Under the Declaration of Trust, the Managing Shareholder is entitled to receive, concurrently with the shareholders of the Trust other than the Managing Shareholder, 1% of all distributions from operations made by the Trust in a year until the shareholders have received distributions in that year equal to 14% per annum of their equity contribution. Thereafter, the Managing Shareholder is entitled to receive 20% of the distributions for the remainder of the year. The Managing Shareholder is entitled to receive 1% of the proceeds from dispositions of Trust property until the shareholders other than the Managing Shareholder, have received cumulative distributions equal to their original investment (“Payout”). After Payout, the Managing Shareholder is entitled to receive 20% of all remaining distributions of the Trust. There were no distributions made to the Managing Shareholder for the years ended December 31, 2009 and 2008. The Trust has not yet reached Payout and is not expected to do so.

Income is allocated to the Managing Shareholder until the profits so allocated equal distributions to the Managing Shareholder. Thereafter, income is allocated among the shareholders other than the Managing Shareholder in proportion to their ownership of Investor Shares. If the Trust has net losses for a fiscal period, the losses are allocated 99% to the shareholders other than the Managing Shareholder and 1% to the Managing Shareholder, subject to certain limitations as set forth in the Declaration of Trust. Amounts allocated to shareholders other than the Managing Shareholder are apportioned among them in proportion to their capital contributions.

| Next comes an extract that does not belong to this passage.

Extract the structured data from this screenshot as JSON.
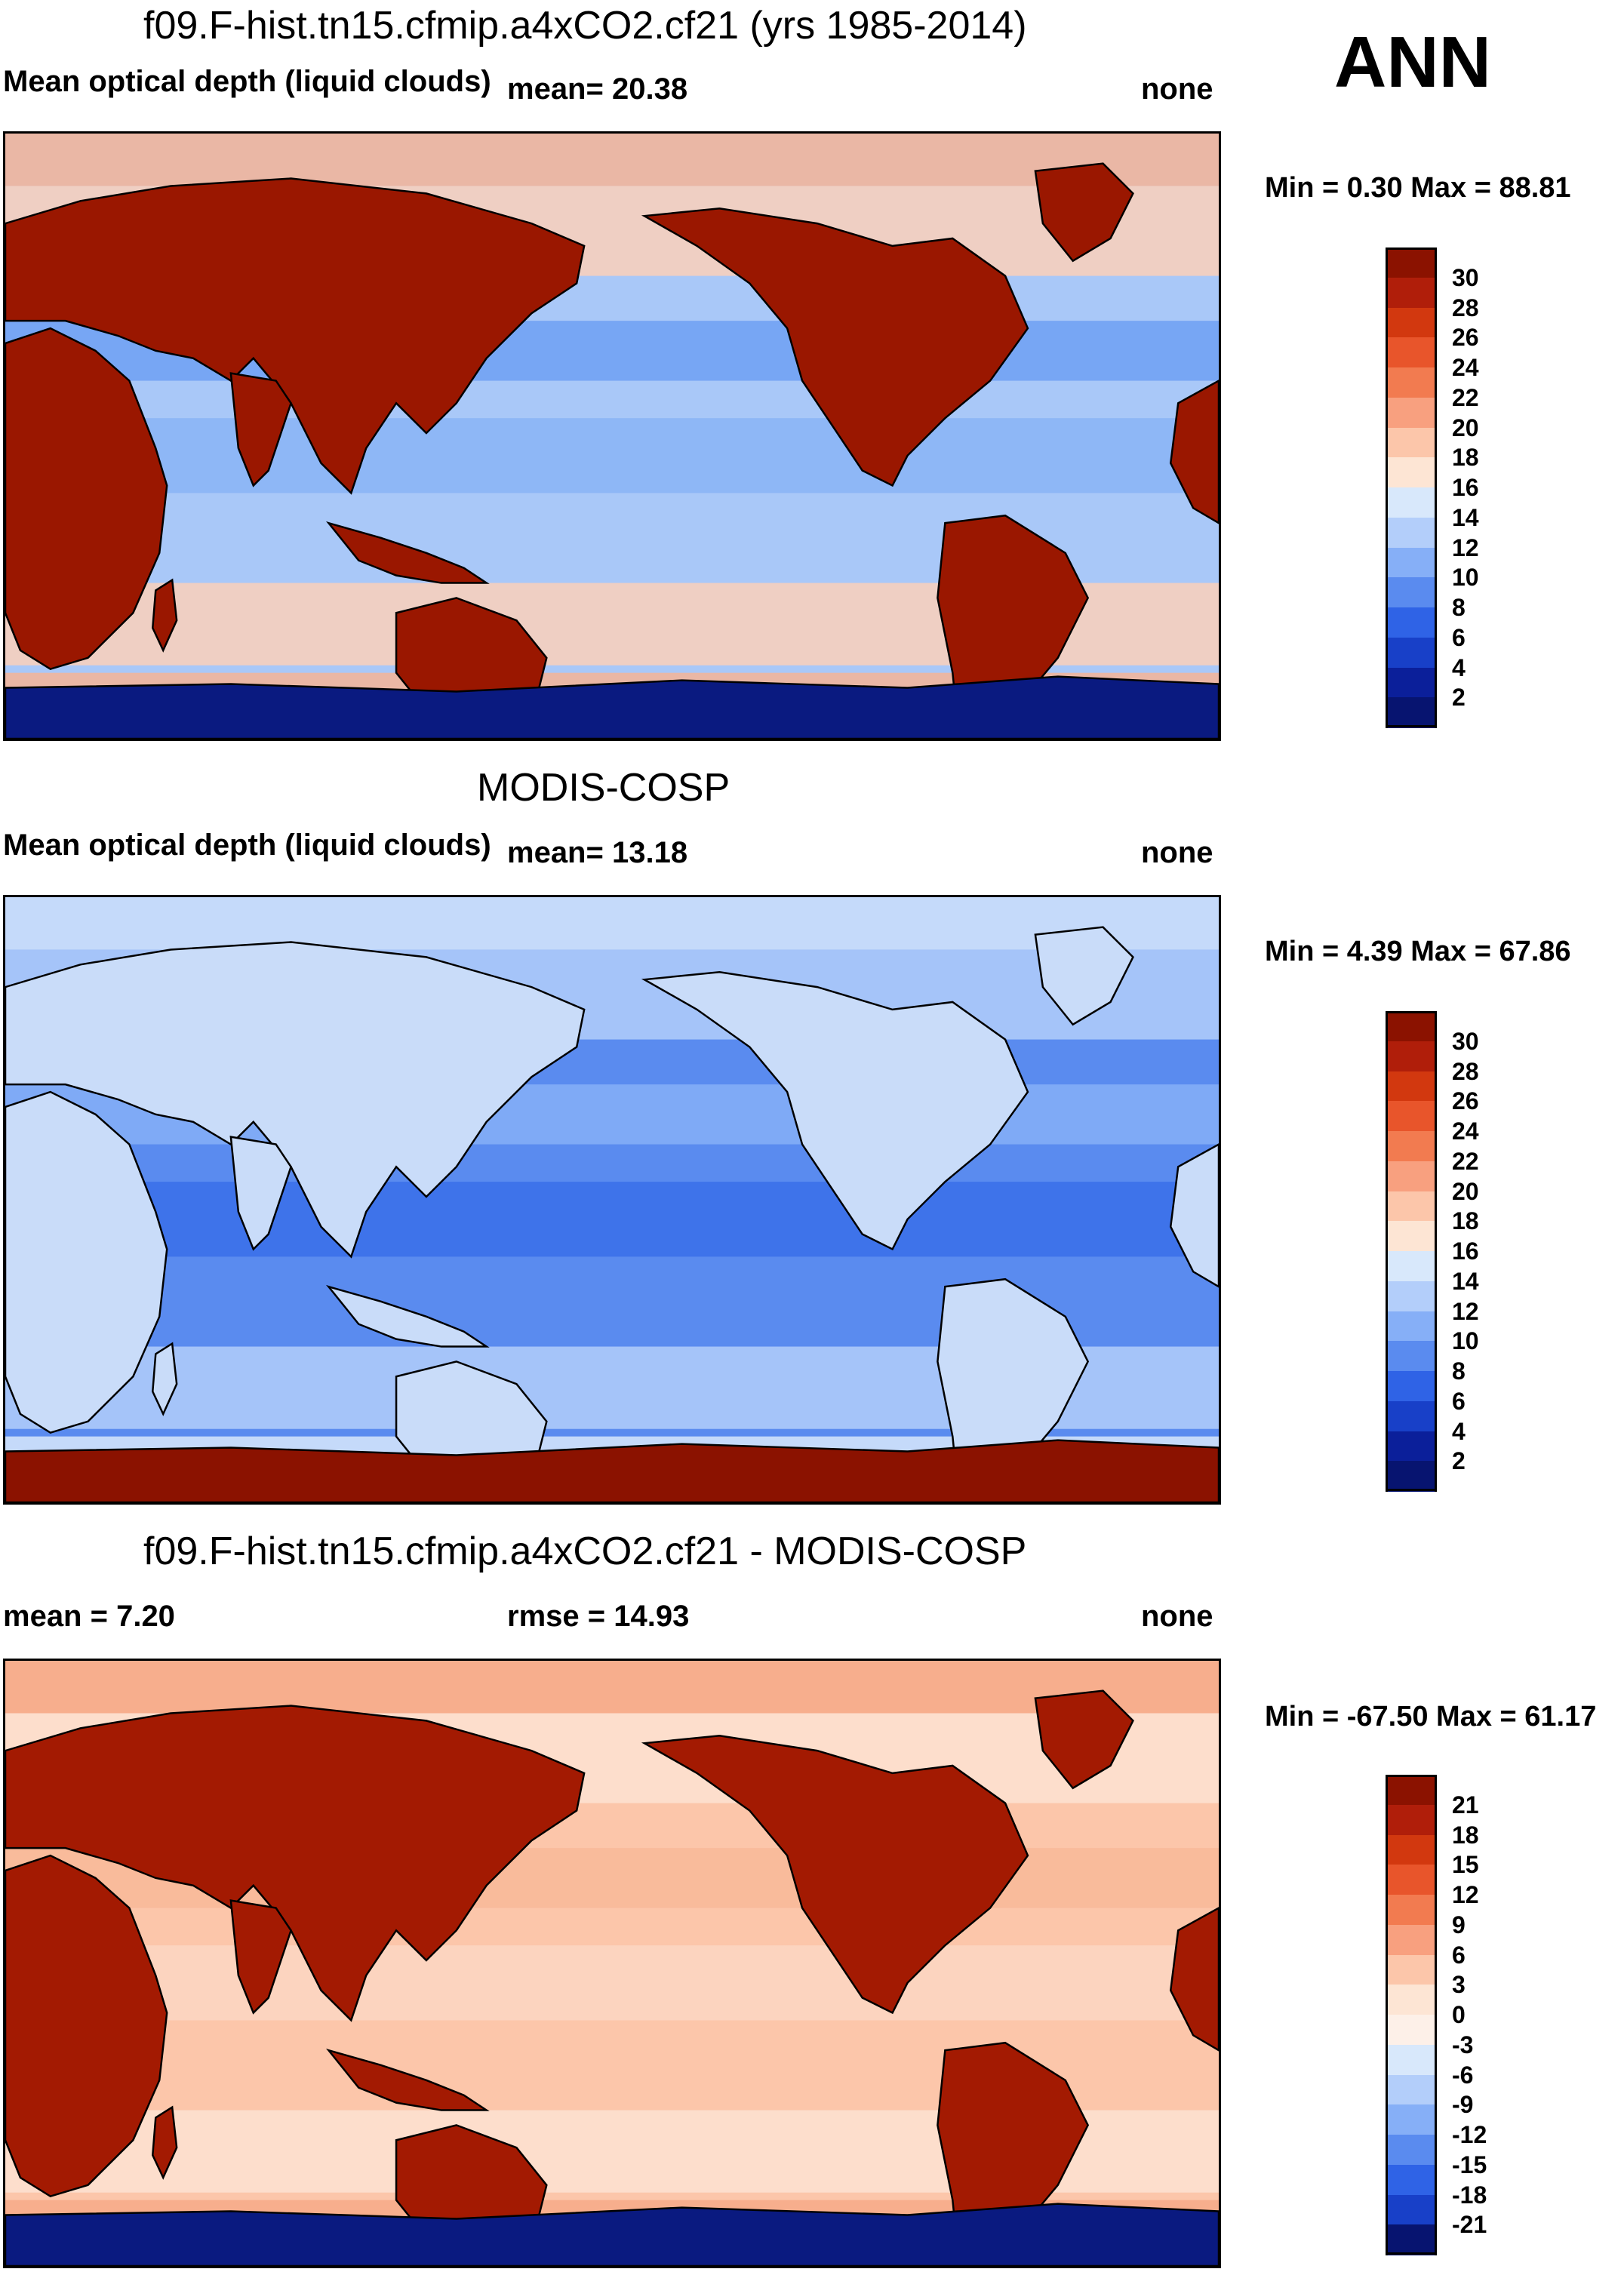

Under the terms of the Declaration of Trust, if the Adjusted Capital Account (as defined in the Declaration of Trust) of a shareholder other than the Managing Shareholder would become negative using General Allocations (as defined in the Declaration of Trust), losses and expenses will be allocated to the Managing Shareholder. Should the Managing Shareholder’s Adjusted Capital Account become negative and items of income or gain occur, then such items of income or gain will be allocated entirely to the Managing Shareholder until such time as the Managing Shareholder’s Adjusted Capital Account becomes positive. This mechanism does not change the allocation of cash, as discussed above.
 
In accordance with the  Declaration of Trust, upon or prior to the first distribution by the Trust in liquidation, the Managing Shareholder is required to contribute to the capital of the Trust an amount equal to any deficit in the tax basis capital account of the Managing Shareholder calculated just prior to the date of such distribution. In March 2009, the Managing Shareholder contributed $152 to the Trust representing its negative tax basis capital account at December 31, 2008.

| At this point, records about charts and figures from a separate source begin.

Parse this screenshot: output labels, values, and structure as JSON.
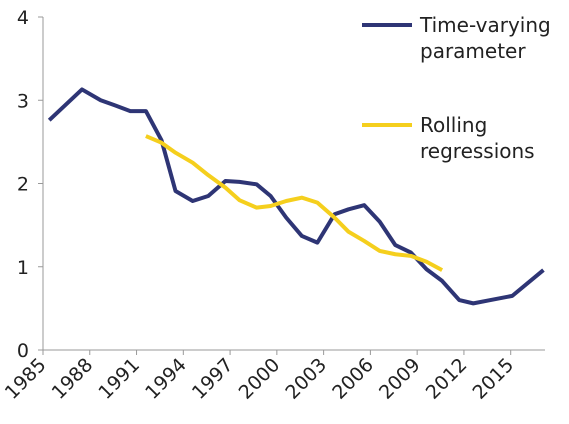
{
  "chart_data": {
    "type": "line",
    "xlim": [
      1985,
      2017.2
    ],
    "ylim": [
      0,
      4
    ],
    "xticks": [
      1985,
      1988,
      1991,
      1994,
      1997,
      2000,
      2003,
      2006,
      2009,
      2012,
      2015
    ],
    "yticks": [
      0,
      1,
      2,
      3,
      4
    ],
    "series": [
      {
        "name": "Time-varying parameter",
        "color": "#2e3575",
        "x": [
          1985.4,
          1987.5,
          1988.7,
          1989.6,
          1990.6,
          1991.6,
          1992.6,
          1993.5,
          1994.6,
          1995.6,
          1996.7,
          1997.6,
          1998.7,
          1999.6,
          2000.6,
          2001.6,
          2002.6,
          2003.7,
          2004.6,
          2005.6,
          2006.6,
          2007.6,
          2008.6,
          2009.6,
          2010.6,
          2011.7,
          2012.6,
          2013.7,
          2015.1,
          2017.1
        ],
        "values": [
          2.76,
          3.13,
          3.0,
          2.94,
          2.87,
          2.87,
          2.52,
          1.91,
          1.79,
          1.85,
          2.03,
          2.02,
          1.99,
          1.85,
          1.59,
          1.37,
          1.29,
          1.63,
          1.69,
          1.74,
          1.54,
          1.26,
          1.17,
          0.97,
          0.83,
          0.6,
          0.56,
          0.6,
          0.65,
          0.96
        ]
      },
      {
        "name": "Rolling regressions",
        "color": "#f5cf1d",
        "x": [
          1991.6,
          1992.6,
          1993.5,
          1994.6,
          1995.6,
          1996.7,
          1997.6,
          1998.7,
          1999.6,
          2000.6,
          2001.6,
          2002.6,
          2003.7,
          2004.6,
          2005.6,
          2006.6,
          2007.6,
          2008.6,
          2009.6,
          2010.6
        ],
        "values": [
          2.57,
          2.49,
          2.37,
          2.25,
          2.1,
          1.95,
          1.8,
          1.71,
          1.73,
          1.79,
          1.83,
          1.77,
          1.59,
          1.42,
          1.31,
          1.19,
          1.15,
          1.13,
          1.06,
          0.96
        ]
      }
    ]
  }
}
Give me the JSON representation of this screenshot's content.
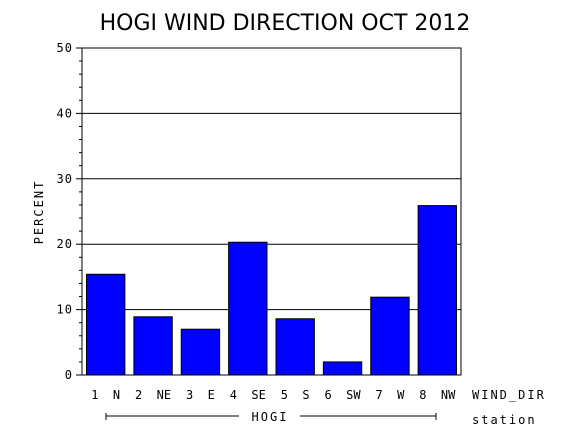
{
  "chart_data": {
    "type": "bar",
    "title": "HOGI WIND DIRECTION OCT 2012",
    "ylabel": "PERCENT",
    "xlabel": "WIND_DIR",
    "group_axis_label": "station",
    "group_label": "HOGI",
    "categories": [
      "1 N",
      "2 NE",
      "3 E",
      "4 SE",
      "5 S",
      "6 SW",
      "7 W",
      "8 NW"
    ],
    "values": [
      15.4,
      8.9,
      7.0,
      20.3,
      8.6,
      2.0,
      11.9,
      25.9
    ],
    "ylim": [
      0,
      50
    ],
    "yticks": [
      "0",
      "10",
      "20",
      "30",
      "40",
      "50"
    ],
    "grid": true,
    "bar_color": "#0000ff"
  }
}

RRP owns 1.45 Investor Shares of the Trust. The Trust granted the Managing Shareholder a single Management Share representing the Managing Shareholder's management rights and rights to distributions of cash flow.
 
The Trust records short-term payables to and receivables from certain of its affiliates in the ordinary course of business. The amounts payable to and receivable from its affiliates, other than amounts relating to management fees, do not bear interest. As of December 31, 2009, the Trust had transferred $1,544 to the Managing Shareholder to fund an additional distribution to its shareholders. As of the date of this filing, the Trust has not made any additional distributions and the money was returned back to the Trust on January 13, 2010.

7.     SUBSEQUENT EVENT
 
Effective March 31, 2010, Monterey cancelled its ground lease, without penalty (see Note 5).